How to show a topological space is not metrizable? Define the topological space by taking the Reals and identifying all numbers divisible by 10 to a single point, call this space $∆$.
How do we show that $∆$ can not have a metric associated to it and that no space it is homeomorphic to is a metric space?
I think the way to proving that this $∆$ is not metrizable is to show it is not Hausdorff under this topology and the only problem points I can think of are the divisible integers - 
So I took 10 and 20 and see that they do not have discrete neighbourhoods but they don't need to since they're identified to the same point.
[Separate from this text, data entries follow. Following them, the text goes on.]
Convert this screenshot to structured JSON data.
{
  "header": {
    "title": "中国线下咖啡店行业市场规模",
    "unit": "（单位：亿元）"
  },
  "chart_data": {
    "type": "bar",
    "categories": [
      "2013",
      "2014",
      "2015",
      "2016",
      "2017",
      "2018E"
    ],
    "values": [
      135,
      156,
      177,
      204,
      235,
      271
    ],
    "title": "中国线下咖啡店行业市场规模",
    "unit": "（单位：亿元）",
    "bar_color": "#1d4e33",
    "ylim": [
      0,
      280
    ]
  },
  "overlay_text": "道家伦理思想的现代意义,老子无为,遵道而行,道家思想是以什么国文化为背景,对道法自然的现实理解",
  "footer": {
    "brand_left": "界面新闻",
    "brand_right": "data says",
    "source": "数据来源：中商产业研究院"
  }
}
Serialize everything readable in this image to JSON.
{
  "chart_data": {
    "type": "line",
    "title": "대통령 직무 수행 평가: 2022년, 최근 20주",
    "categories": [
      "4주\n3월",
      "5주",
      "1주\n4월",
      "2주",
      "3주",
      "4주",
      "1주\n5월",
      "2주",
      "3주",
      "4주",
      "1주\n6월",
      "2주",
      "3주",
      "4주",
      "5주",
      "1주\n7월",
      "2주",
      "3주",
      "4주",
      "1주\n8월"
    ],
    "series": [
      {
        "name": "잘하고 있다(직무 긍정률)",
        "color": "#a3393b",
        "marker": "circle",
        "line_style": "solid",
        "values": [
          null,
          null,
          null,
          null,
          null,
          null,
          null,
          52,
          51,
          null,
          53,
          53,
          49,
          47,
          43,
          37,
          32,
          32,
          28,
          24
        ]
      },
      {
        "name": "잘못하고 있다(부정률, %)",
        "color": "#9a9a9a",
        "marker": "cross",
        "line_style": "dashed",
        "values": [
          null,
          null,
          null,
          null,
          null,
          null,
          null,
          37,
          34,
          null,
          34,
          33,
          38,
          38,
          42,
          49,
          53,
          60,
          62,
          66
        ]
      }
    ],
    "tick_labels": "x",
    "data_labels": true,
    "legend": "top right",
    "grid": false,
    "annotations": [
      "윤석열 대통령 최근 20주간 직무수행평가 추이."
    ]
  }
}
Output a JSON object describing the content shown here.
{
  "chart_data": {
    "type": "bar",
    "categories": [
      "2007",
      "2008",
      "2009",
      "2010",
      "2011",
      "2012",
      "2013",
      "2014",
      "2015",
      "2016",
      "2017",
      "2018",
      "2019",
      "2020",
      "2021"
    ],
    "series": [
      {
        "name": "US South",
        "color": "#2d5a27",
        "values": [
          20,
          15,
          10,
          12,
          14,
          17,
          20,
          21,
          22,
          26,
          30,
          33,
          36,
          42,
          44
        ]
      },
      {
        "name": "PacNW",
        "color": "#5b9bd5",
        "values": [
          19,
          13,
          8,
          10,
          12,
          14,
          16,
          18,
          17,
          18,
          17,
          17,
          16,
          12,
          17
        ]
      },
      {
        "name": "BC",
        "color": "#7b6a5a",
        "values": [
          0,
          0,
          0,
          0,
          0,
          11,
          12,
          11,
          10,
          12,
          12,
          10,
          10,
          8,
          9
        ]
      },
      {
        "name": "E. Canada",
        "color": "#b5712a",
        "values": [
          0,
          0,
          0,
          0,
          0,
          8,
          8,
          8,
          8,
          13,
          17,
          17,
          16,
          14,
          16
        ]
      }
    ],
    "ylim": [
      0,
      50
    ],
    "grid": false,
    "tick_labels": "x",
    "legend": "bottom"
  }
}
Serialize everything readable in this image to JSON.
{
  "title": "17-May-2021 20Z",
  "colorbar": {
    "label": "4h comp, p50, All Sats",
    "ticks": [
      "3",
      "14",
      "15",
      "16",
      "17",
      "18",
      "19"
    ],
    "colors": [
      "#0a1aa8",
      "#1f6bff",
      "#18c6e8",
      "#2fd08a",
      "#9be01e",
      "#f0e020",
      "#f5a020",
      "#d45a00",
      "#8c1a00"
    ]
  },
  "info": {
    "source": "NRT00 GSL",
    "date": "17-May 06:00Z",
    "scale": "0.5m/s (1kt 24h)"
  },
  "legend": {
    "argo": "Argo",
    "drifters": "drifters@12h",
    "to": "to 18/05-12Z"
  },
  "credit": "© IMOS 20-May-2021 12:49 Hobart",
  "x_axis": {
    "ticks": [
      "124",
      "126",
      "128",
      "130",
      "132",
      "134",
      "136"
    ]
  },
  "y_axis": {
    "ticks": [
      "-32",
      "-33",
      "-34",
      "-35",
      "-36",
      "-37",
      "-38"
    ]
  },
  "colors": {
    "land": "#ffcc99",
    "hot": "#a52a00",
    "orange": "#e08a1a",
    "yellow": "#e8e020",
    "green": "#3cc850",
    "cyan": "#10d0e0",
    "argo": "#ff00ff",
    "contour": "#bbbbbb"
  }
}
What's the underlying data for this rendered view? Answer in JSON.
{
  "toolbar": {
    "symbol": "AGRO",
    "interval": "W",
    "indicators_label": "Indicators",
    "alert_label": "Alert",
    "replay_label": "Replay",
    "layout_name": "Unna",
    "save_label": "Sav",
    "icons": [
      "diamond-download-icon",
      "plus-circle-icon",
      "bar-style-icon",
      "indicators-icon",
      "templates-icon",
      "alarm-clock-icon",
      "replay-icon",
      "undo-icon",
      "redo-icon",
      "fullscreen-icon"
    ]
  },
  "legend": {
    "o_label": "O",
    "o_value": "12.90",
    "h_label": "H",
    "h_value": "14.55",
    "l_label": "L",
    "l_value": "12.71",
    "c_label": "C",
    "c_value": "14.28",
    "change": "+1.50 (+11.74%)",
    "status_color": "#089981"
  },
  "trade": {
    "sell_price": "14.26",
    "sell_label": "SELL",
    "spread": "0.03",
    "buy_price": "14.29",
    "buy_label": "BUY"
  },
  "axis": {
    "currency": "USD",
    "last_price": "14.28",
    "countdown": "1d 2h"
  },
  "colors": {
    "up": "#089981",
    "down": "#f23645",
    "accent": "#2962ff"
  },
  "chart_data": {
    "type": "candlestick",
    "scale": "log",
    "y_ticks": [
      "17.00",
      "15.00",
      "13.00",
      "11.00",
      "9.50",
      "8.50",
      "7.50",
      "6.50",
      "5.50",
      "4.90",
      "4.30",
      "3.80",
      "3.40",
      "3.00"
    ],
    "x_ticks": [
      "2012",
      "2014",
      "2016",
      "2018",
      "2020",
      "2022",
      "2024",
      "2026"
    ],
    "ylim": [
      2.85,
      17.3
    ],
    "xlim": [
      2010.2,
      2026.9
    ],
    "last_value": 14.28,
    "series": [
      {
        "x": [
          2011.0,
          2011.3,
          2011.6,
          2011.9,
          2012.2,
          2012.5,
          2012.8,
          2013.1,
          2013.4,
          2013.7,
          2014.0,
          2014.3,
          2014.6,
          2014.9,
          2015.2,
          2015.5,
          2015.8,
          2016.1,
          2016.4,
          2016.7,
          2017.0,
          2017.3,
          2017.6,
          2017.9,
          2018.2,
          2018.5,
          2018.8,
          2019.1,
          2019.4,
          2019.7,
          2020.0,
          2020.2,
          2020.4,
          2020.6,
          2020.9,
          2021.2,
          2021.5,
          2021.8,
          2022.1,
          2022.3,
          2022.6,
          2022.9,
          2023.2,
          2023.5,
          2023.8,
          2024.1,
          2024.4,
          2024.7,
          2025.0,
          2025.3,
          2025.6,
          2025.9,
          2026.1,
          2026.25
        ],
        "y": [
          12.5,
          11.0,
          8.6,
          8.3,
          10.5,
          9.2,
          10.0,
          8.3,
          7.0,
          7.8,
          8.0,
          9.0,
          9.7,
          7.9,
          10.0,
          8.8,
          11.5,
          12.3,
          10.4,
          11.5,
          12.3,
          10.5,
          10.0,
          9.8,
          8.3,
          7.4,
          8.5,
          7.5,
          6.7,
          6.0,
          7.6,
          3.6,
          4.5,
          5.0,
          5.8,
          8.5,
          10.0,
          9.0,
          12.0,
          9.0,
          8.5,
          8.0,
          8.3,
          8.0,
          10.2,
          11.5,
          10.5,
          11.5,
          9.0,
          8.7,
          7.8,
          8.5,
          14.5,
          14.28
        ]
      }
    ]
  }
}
I don't know if this space isn't Hausdorff and can't think of any other way to show it is not metrizable. 
 A: Some Hints: Let $(S^1_k)_{k\in\mathbb{Z}}$ be a countable family of copies of $S^1$ and let $p_k\in S_k^1$. Let $X$ be the quotient space obtained from the disjoint union $X'=\coprod_{z\in\mathbb{Z}} S_k^1$ by identifying the points $p_i$. Define a map $f:\Delta\to X$ by sending the image of each interval $[10k,10(k+1)]$ in $\Delta$ homeomorphically onto $S_k^1$ in such a way that $f([10k])=p$ where $p$ is the equivalence class of (any) $p_i$. Prove that $f$ is a homeomorphism.
Argue by contradiction: If $\Delta$ where metrizable with a metric $d$, it induces a metric on $X$ by defining $d'(x,y)=d(f^{-1}(x),f^{-1}(y))$ for $x,y\in X$. The collection $(B(p,1/k))_{k\in\mathbb{N}^*}$ (where $B(u,r)$ is the open ball with center $u$ and radius $r>0$) is a countable neighborhood basis for $p$. From here you can easily derive a contradiction (if not, see Proving infinite wedge sum of circles isn't first countable to find the contradiction).
A: You can show that the new ideintified point $10\mathbb{Z}$ ,the equivalence class of your identified integers (we could also use $\mathbb{Z}$, it's the same result) does not have a countable local base of neighbourhoods. 
And as all metric spaces are first countable, this shows the quotient space is not metrisable.